# Project 3: Blood Donor Classification
(by: Martin Marsal, Benedikt Allmendinger, Christian Diegmann; Heilbronn University, Germany, January 2025)

## 0. Preperation
First, get to know the dataset and deal with missing values.
- Perform an exploratory data analysis to get to know the data set
- Preprocess the data. If there are missing values, impute them.
- Estimate the accuracy of your imputation for each feature

In [None]:
import pandas as pd
import numpy as np
import matplotlib.pyplot as plt
import seaborn as sns
from sklearn.impute import KNNImputer
from sklearn.metrics import mean_squared_error

In [None]:
# Read the CSV file into a DataFrame
df = pd.read_csv('hemodat.csv')

# 1. Basic Information
print("Basic Information:")
print(df.info())
print("\nShape of the dataset:", df.shape)

In [None]:
# 2. Summary Statistics
print("\nSummary Statistics (Numerical):")
print(df.describe())

print("\nSummary Statistics (Categorical):")
categorical_columns = df.select_dtypes(include=['object']).columns
print(df[categorical_columns].describe())

In [None]:
# 3. Distribution Analysis
numerical_columns = df.select_dtypes(include=[np.number]).columns

# Histograms for numerical data
df[numerical_columns].hist(bins=15, figsize=(15, 10), layout=(len(numerical_columns)//3 + 1, 3))
plt.tight_layout()
plt.show()

# Count plots for categorical data
for col in categorical_columns:
    sns.countplot(y=col, data=df)
    plt.show()

In [None]:
# 4. Correlation Matrix
# Select only numeric columns for correlation matrix
numeric_columns = df.select_dtypes(include=[np.number]).columns
correlation_matrix = df[numeric_columns].corr()

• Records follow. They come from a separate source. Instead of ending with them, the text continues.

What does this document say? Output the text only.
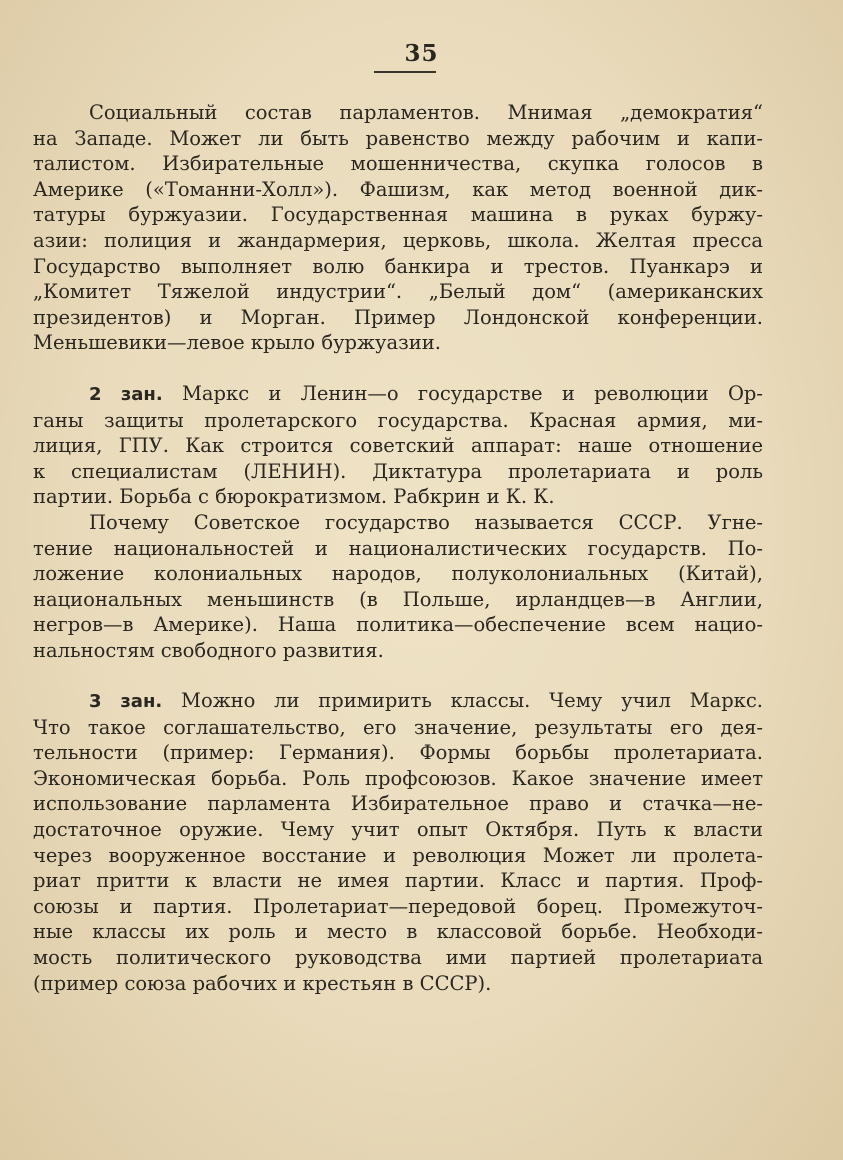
35
Социальный состав парламентов. Мнимая „демократия“
на Западе. Может ли быть равенство между рабочим и капи-
талистом. Избирательные мошенничества, скупка голосов в
Америке («Томанни-Холл»). Фашизм, как метод военной дик-
татуры буржуазии. Государственная машина в руках буржу-
азии: полиция и жандармерия, церковь, школа. Желтая пресса
Государство выполняет волю банкира и трестов. Пуанкарэ и
„Комитет Тяжелой индустрии“. „Белый дом“ (американских
президентов) и Морган. Пример Лондонской конференции.
Меньшевики—левое крыло буржуазии.
2 зан. Маркс и Ленин—о государстве и революции Ор-
ганы защиты пролетарского государства. Красная армия, ми-
лиция, ГПУ. Как строится советский аппарат: наше отношение
к специалистам (ЛЕНИН). Диктатура пролетариата и роль
партии. Борьба с бюрократизмом. Рабкрин и К. К.
Почему Советское государство называется СССР. Угне-
тение национальностей и националистических государств. По-
ложение колониальных народов, полуколониальных (Китай),
национальных меньшинств (в Польше, ирландцев—в Англии,
негров—в Америке). Наша политика—обеспечение всем нацио-
нальностям свободного развития.
3 зан. Можно ли примирить классы. Чему учил Маркс.
Что такое соглашательство, его значение, результаты его дея-
тельности (пример: Германия). Формы борьбы пролетариата.
Экономическая борьба. Роль профсоюзов. Какое значение имеет
использование парламента Избирательное право и стачка—не-
достаточное оружие. Чему учит опыт Октября. Путь к власти
через вооруженное восстание и революция Может ли пролета-
риат притти к власти не имея партии. Класс и партия. Проф-
союзы и партия. Пролетариат—передовой борец. Промежуточ-
ные классы их роль и место в классовой борьбе. Необходи-
мость политического руководства ими партией пролетариата
(пример союза рабочих и крестьян в СССР).
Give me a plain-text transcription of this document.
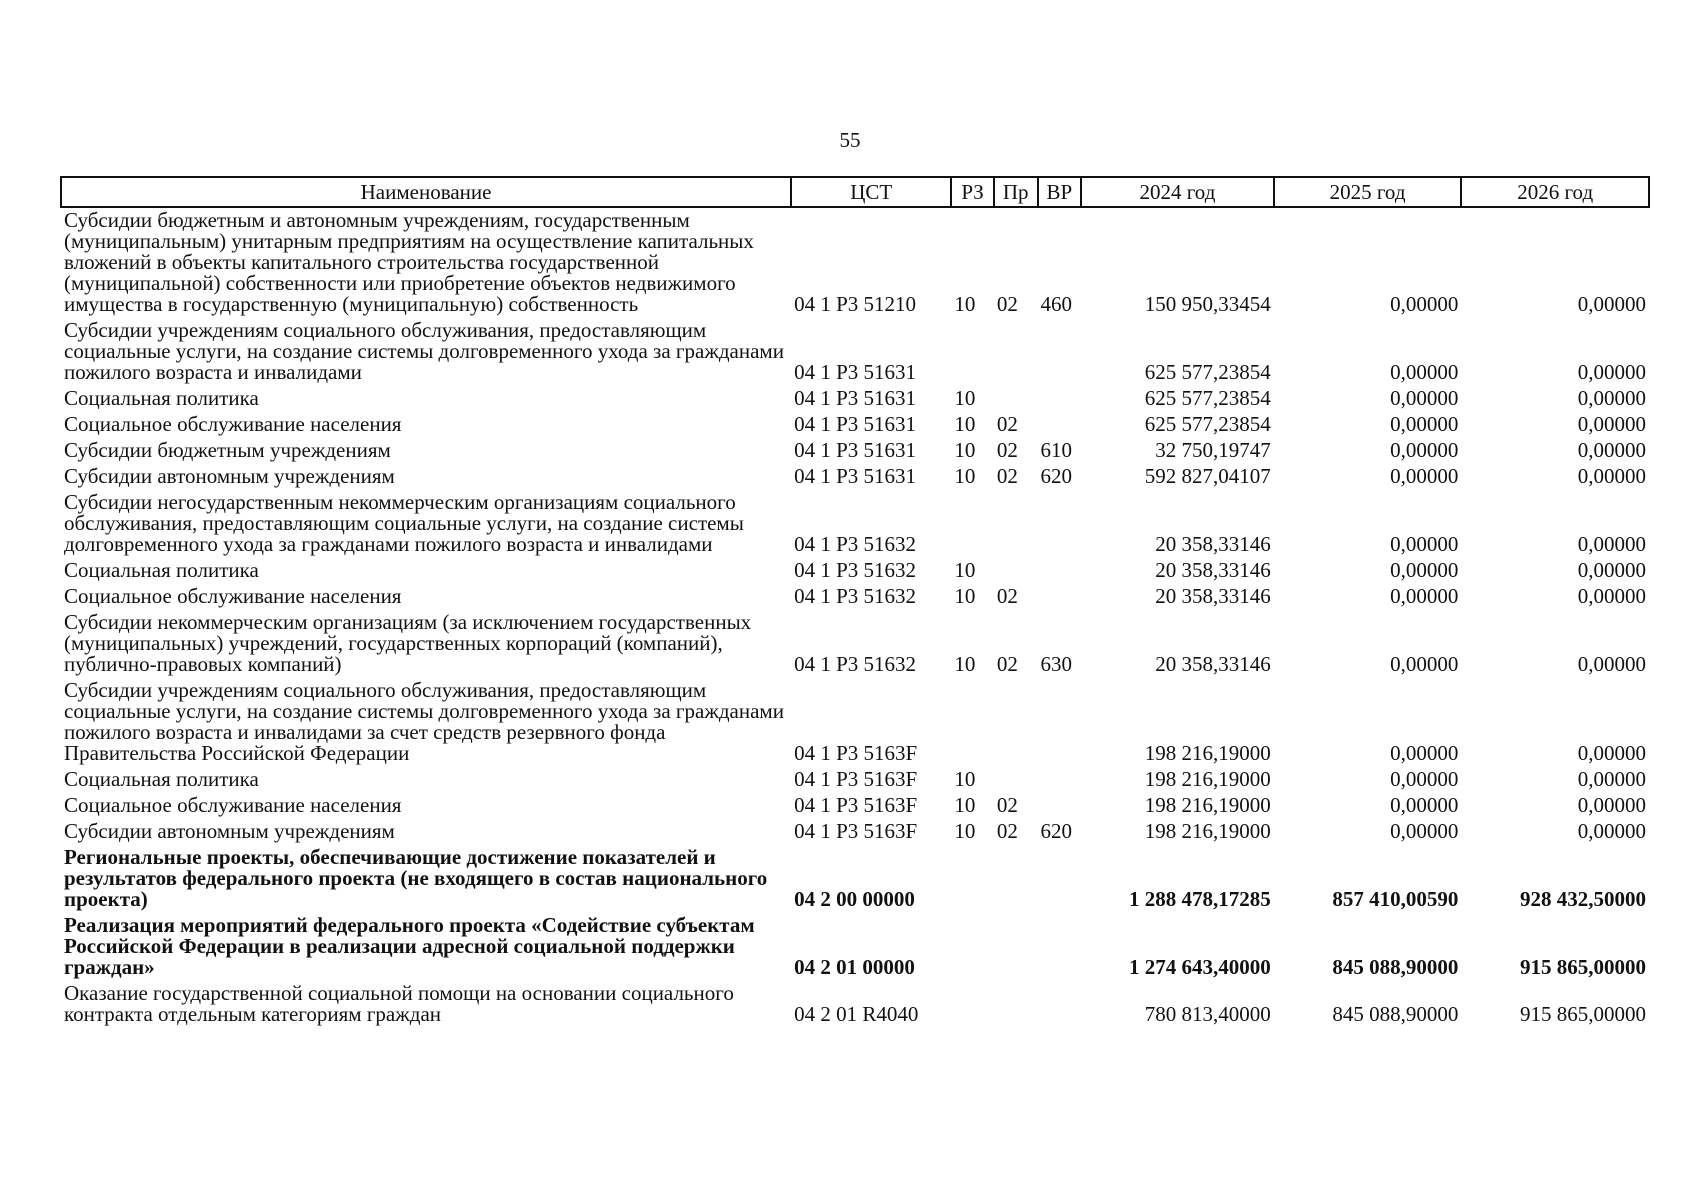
55
Наименование	ЦСТ	РЗ	Пр	ВР	2024 год	2025 год	2026 год
Субсидии бюджетным и автономным учреждениям, государственным (муниципальным) унитарным предприятиям на осуществление капитальных вложений в объекты капитального строительства государственной (муниципальной) собственности или приобретение объектов недвижимого имущества в государственную (муниципальную) собственность	04 1 Р3 51210	10	02	460	150 950,33454	0,00000	0,00000
Субсидии учреждениям социального обслуживания, предоставляющим социальные услуги, на создание системы долговременного ухода за гражданами пожилого возраста и инвалидами	04 1 Р3 51631				625 577,23854	0,00000	0,00000
Социальная политика	04 1 Р3 51631	10			625 577,23854	0,00000	0,00000
Социальное обслуживание населения	04 1 Р3 51631	10	02		625 577,23854	0,00000	0,00000
Субсидии бюджетным учреждениям	04 1 Р3 51631	10	02	610	32 750,19747	0,00000	0,00000
Субсидии автономным учреждениям	04 1 Р3 51631	10	02	620	592 827,04107	0,00000	0,00000
Субсидии негосударственным некоммерческим организациям социального обслуживания, предоставляющим социальные услуги, на создание системы долговременного ухода за гражданами пожилого возраста и инвалидами	04 1 Р3 51632				20 358,33146	0,00000	0,00000
Социальная политика	04 1 Р3 51632	10			20 358,33146	0,00000	0,00000
Социальное обслуживание населения	04 1 Р3 51632	10	02		20 358,33146	0,00000	0,00000
Субсидии некоммерческим организациям (за исключением государственных (муниципальных) учреждений, государственных корпораций (компаний), публично-правовых компаний)	04 1 Р3 51632	10	02	630	20 358,33146	0,00000	0,00000
Субсидии учреждениям социального обслуживания, предоставляющим социальные услуги, на создание системы долговременного ухода за гражданами пожилого возраста и инвалидами за счет средств резервного фонда Правительства Российской Федерации	04 1 Р3 5163F				198 216,19000	0,00000	0,00000
Социальная политика	04 1 Р3 5163F	10			198 216,19000	0,00000	0,00000
Социальное обслуживание населения	04 1 Р3 5163F	10	02		198 216,19000	0,00000	0,00000
Субсидии автономным учреждениям	04 1 Р3 5163F	10	02	620	198 216,19000	0,00000	0,00000
Региональные проекты, обеспечивающие достижение показателей и результатов федерального проекта (не входящего в состав национального проекта)	04 2 00 00000				1 288 478,17285	857 410,00590	928 432,50000
Реализация мероприятий федерального проекта «Содействие субъектам Российской Федерации в реализации адресной социальной поддержки граждан»	04 2 01 00000				1 274 643,40000	845 088,90000	915 865,00000
Оказание государственной социальной помощи на основании социального контракта отдельным категориям граждан	04 2 01 R4040				780 813,40000	845 088,90000	915 865,00000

# Visualize the correlation matrix
sns.heatmap(correlation_matrix, annot=False, cmap="coolwarm")
plt.title("Correlation Matrix of Numeric Features")
plt.show()

In [None]:
# 5. Feature Engineering Insights
print("\nUnique Values per Column:")
print(df.nunique())

In [None]:
# Strip any leading/trailing spaces from column names
df.columns = df.columns.str.strip()

# Calculate the number of missing values for each feature
missing_values = df.isnull().sum()

# Output the count of missing values for each feature
print("Missing values per feature:")
for feature, missing_count in missing_values.items():
    print(f"{feature}: {missing_count}")

In [None]:
# Define the KNN imputer
knn_imputer = KNNImputer(n_neighbors=5, weights='uniform')

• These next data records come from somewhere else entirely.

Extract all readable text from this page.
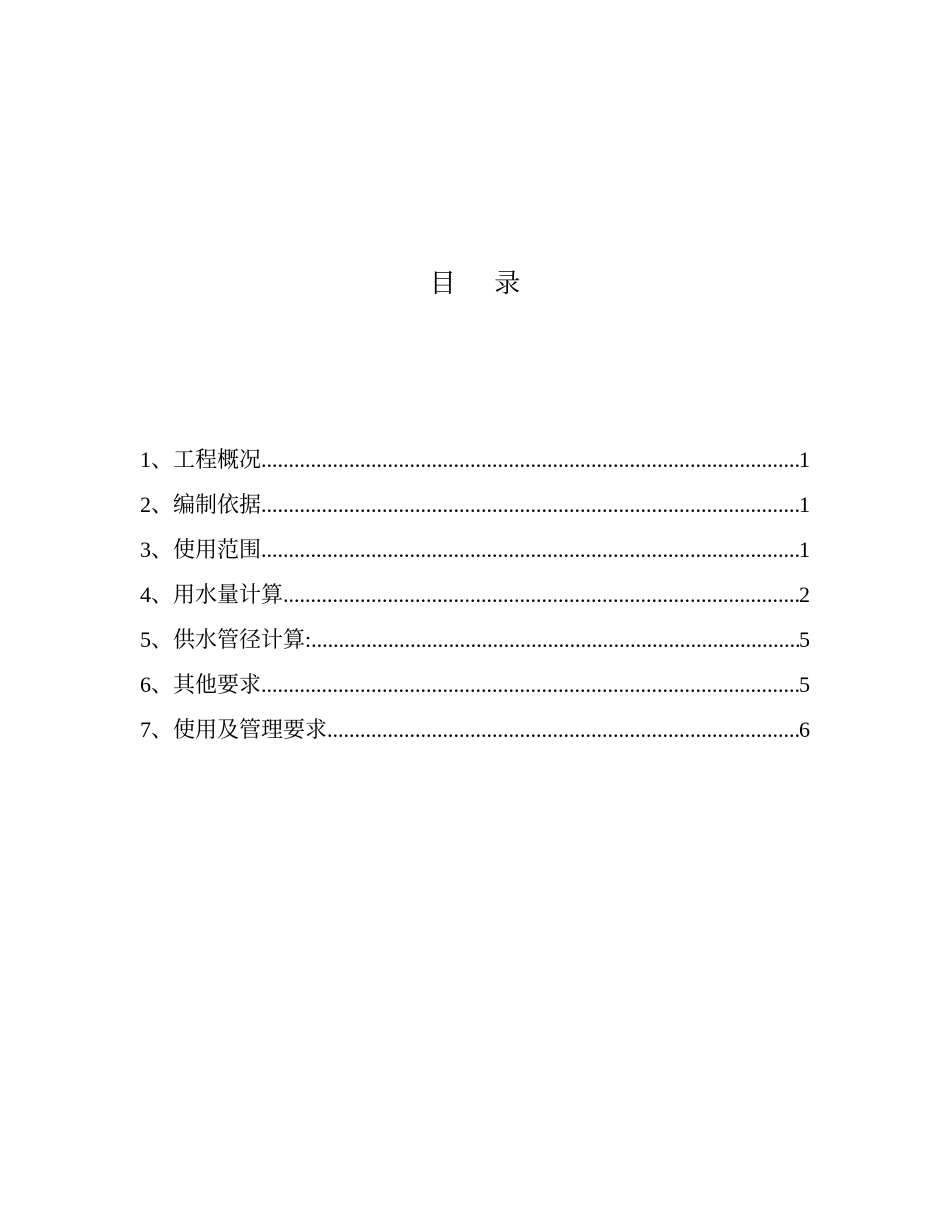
目 录
1、工程概况 .....	1
2、编制依据 .....	1
3、使用范围 .....	1
4、用水量计算 .....	2
5、供水管径计算: .....	5
6、其他要求 .....	5
7、使用及管理要求 .....	6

# Apply KNN imputer to the DataFrame
numerical_columns = df.select_dtypes(include=['number']).columns
df[numerical_columns] = knn_imputer.fit_transform(df[numerical_columns])

# Check if all null values are imputed
foundNull = df.isnull().values.any()
if foundNull:
    raise TypeError('Found null value in DataFrame.')

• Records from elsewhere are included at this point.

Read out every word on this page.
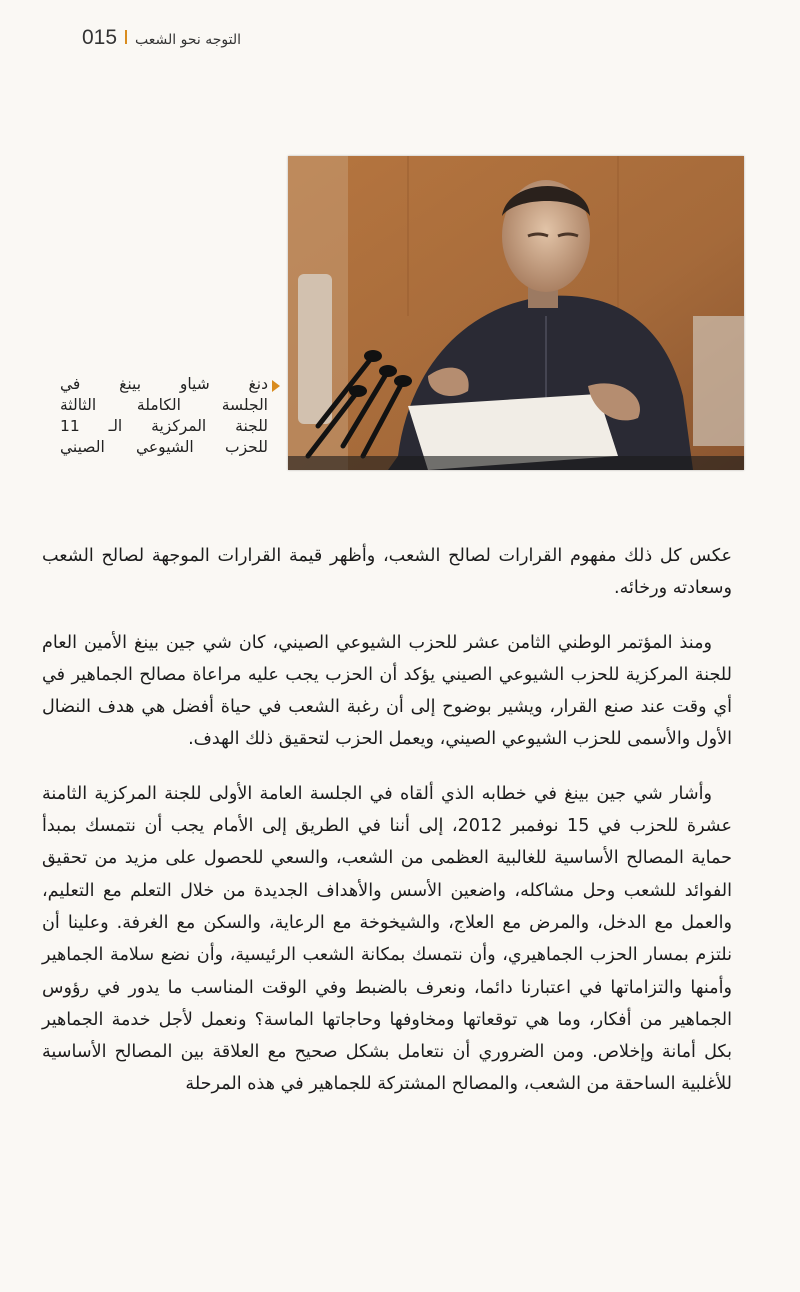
015 التوجه نحو الشعب
دنغ شياو بينغ في
الجلسة الكاملة الثالثة
للجنة المركزية الـ 11
للحزب الشيوعي الصيني

عكس كل ذلك مفهوم القرارات لصالح الشعب، وأظهر قيمة القرارات الموجهة لصالح الشعب وسعادته ورخائه.

ومنذ المؤتمر الوطني الثامن عشر للحزب الشيوعي الصيني، كان شي جين بينغ الأمين العام للجنة المركزية للحزب الشيوعي الصيني يؤكد أن الحزب يجب عليه مراعاة مصالح الجماهير في أي وقت عند صنع القرار، ويشير بوضوح إلى أن رغبة الشعب في حياة أفضل هي هدف النضال الأول والأسمى للحزب الشيوعي الصيني، ويعمل الحزب لتحقيق ذلك الهدف.

وأشار شي جين بينغ في خطابه الذي ألقاه في الجلسة العامة الأولى للجنة المركزية الثامنة عشرة للحزب في 15 نوفمبر 2012، إلى أننا في الطريق إلى الأمام يجب أن نتمسك بمبدأ حماية المصالح الأساسية للغالبية العظمى من الشعب، والسعي للحصول على مزيد من تحقيق الفوائد للشعب وحل مشاكله، واضعين الأسس والأهداف الجديدة من خلال التعلم مع التعليم، والعمل مع الدخل، والمرض مع العلاج، والشيخوخة مع الرعاية، والسكن مع الغرفة. وعلينا أن نلتزم بمسار الحزب الجماهيري، وأن نتمسك بمكانة الشعب الرئيسية، وأن نضع سلامة الجماهير وأمنها والتزاماتها في اعتبارنا دائما، ونعرف بالضبط وفي الوقت المناسب ما يدور في رؤوس الجماهير من أفكار، وما هي توقعاتها ومخاوفها وحاجاتها الماسة؟ ونعمل لأجل خدمة الجماهير بكل أمانة وإخلاص. ومن الضروري أن نتعامل بشكل صحيح مع العلاقة بين المصالح الأساسية للأغلبية الساحقة من الشعب، والمصالح المشتركة للجماهير في هذه المرحلة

# Output the cleaned DataFrame
print("DataFrame after KNN imputation:")
print(df)

In [None]:
# Select numerical columns
numerical_columns = df.select_dtypes(include=['number']).columns
df_numerical = df[numerical_columns]

# Create a copy of the original data
original_data = df_numerical.copy()

# Introduce missing values artificially (10% missing)
np.random.seed(42)
mask = np.random.rand(*df_numerical.shape) < 0.1  # Mask for 10% missing
df_missing = df_numerical.copy()
df_missing[mask] = np.nan

# Apply KNN Imputer
knn_imputer = KNNImputer(n_neighbors=5, weights='uniform')
df_imputed = pd.DataFrame(knn_imputer.fit_transform(df_missing), columns=numerical_columns)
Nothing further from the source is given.